5) Optional: Show some love
It's not necessary to include this but maybe you feel like it – let the giver know why you are glad to have him or her in your life: "I'm proud to have such a cool grandma!" or "I feel truly blessed to have a friend like you."
6) Important: The gift in use
Let the giver know how, when or where you will use the gift – and in what way it will be a benefit to you: "I will be so happy to have your pullover keeping me warm and cozy while cycling to work."
Easy … repeat your thank you before you end your letter: "Thank you again, dear Grandma!"
Points to remember
- Always be sincere and write from your heart. Don't use pretense or exaggeration – and if you don't know the other person very well don't use humor either. It can easily be misunderstood, especially in written communication.
- Does every occasion call for a (written) thank you note? - If in doubt: Just do it! Kathy from thank-you-note-samples.com puts it so well: "When have you ever wished someone hadn't thanked you?"
- What time frame is allowed or appropriate when it comes to sending a thank you letter? - Try to do it within 2 weeks after receiving the gift, 3 weeks at the latest.
- Don't make your thank you letter shorter than 3 lines.
- If possible, send a hand-written note – especially when writing to someone you know well.
- If you send a thank you letter for money gifts don't name the specific amount, better use expressions like: "the generous gift you gave me".
Help! - What to do if you didn't really like the gift?
- Don't pretend enthusiasm. Go for more "neutral" words like "unique", "special", "creative" or "imaginative". For example: "Wow, Sidney, those bright pink plateau pumps are truly unique – you always come up with such creative ideas!"
- If you can't appreciate the gift itself, appreciate the giver's time or effort: "Thank you so much for the green legwarmers, Aunt Edith. You must have spent a lot of time making them for me!"
1) If possible enclose a photo showing you with your gift – or even better: Enclose a photo of how you put the gift in use.
2) Writer's block? - Start your letter with an appropriate quote and add your own words.
I can no other answer make, but, thanks, and thanks.
How beautiful a day can be
When kindness touches it!
I feel a very unusual sensation - if it is not indigestion, I think it must be gratitude.
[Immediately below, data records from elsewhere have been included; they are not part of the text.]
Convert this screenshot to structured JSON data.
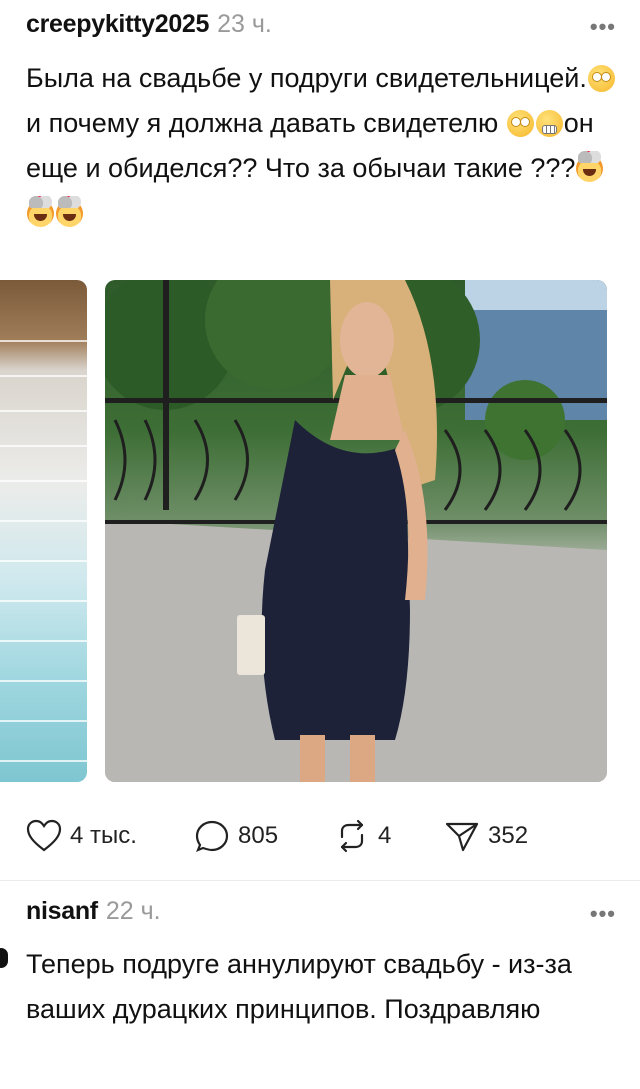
{
  "post": {
    "username": "creepykitty2025",
    "time": "23 ч.",
    "more": "•••",
    "text_1": "Была на свадьбе у подруги свидетельницей.",
    "text_2": "и почему я должна давать свидетелю ",
    "text_3": "он еще и обиделся?? Что за обычаи такие ???",
    "emojis": [
      "face-with-rolling-eyes",
      "face-with-rolling-eyes",
      "grimacing-face",
      "exploding-head",
      "exploding-head",
      "exploding-head"
    ]
  },
  "actions": {
    "likes": "4 тыс.",
    "comments": "805",
    "reposts": "4",
    "shares": "352"
  },
  "comment": {
    "username": "nisanf",
    "time": "22 ч.",
    "more": "•••",
    "text": "Теперь подруге аннулируют свадьбу - из-за ваших дурацких принципов. Поздравляю"
  },
  "colors": {
    "text": "#111111",
    "muted": "#9a9a9a",
    "background": "#ffffff"
  }
}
Did you know? - Expressing gratitude makes you happier, too!
Writing a thank you note – or gratitude letter – benefits not only the recipient but you, too! It can actually make you feel a lot happier.
Recent findings of Positive psychology confirm: Gratitude is a very beneficial emotion. It can not only make you happier but also make you feel more relaxed, more self-confident and it can even improve your health!
Sonja Lyubomirsky, professor in the Department of Psychology at the University of California, Riverside, includes the practice of writing a gratitude letter as one of the happiness strategies in her book "The How of Happiness".
It's very simple: You express your gratitude to a person who has helped you in some way and whom you have never properly thanked. You don't even have to send the letter, just expressing your gratitude is enough:
"Indeed, in a recent study from my laboratory, we found that simply writing a gratitude letter and not sending or otherwise delivering it was enough to produce substantial boosts in happiness."